Baksanıza 90 yıl oldu “cumhuriyet”, “demokrasi” deyip duruyoruz. Ama hala nasıl yaşayacağımız, nasıl yatağa gireceğimiz, yataktan çıktıktan sonra eşimiz hamile kalmış ise kürtaj olup olmayacağı; kızlarımız başörtü takacak mı, Takmayacak mı? Roboski’de (Uludere’de) hata dedik ya, ne özrü, tazminatsa tazminat. Ve sonunda susun dediler ya.

Sözün özü nasıl yaşayacağız, eşimizle nasıl sevişeceğiz, çocuklarımıza neleri, nasıl öğreteceğiz A’dan Z’ye bütün hayat çizgimizi belirleyen bir demokrasimiz var. Tam 90 yıldır bu halkın hiç özel hayatı oldu mu? Bütün sınırları devlet yasalar koyarak belirlemedi mi?

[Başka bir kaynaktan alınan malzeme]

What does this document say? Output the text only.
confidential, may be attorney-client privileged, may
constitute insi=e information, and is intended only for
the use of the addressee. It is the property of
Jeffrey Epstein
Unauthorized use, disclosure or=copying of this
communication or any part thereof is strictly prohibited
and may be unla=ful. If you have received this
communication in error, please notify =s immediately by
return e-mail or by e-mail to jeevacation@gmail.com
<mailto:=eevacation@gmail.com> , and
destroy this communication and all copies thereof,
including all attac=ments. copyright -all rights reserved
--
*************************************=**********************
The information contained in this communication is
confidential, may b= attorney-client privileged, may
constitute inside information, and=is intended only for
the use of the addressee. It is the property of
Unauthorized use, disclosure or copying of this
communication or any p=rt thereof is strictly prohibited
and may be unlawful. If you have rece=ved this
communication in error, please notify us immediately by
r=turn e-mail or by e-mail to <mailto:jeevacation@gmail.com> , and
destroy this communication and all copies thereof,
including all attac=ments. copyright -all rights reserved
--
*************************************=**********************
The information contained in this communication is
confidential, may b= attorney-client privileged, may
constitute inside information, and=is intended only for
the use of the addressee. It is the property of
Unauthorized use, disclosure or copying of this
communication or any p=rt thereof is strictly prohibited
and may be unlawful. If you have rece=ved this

Cumhuriyet tarihi boyunca devlet asla vazgeçmedi. Önce tek parti vardı o dayattı. Sonra Demokrat Parti, ondan sonra her on senede bir üniformalılar, şimdi de apoletsiz yüzde 50 oy aldım diye her istediğini 75 milyona dayatma hakkı olduğuna inanan bir iktidarımız var.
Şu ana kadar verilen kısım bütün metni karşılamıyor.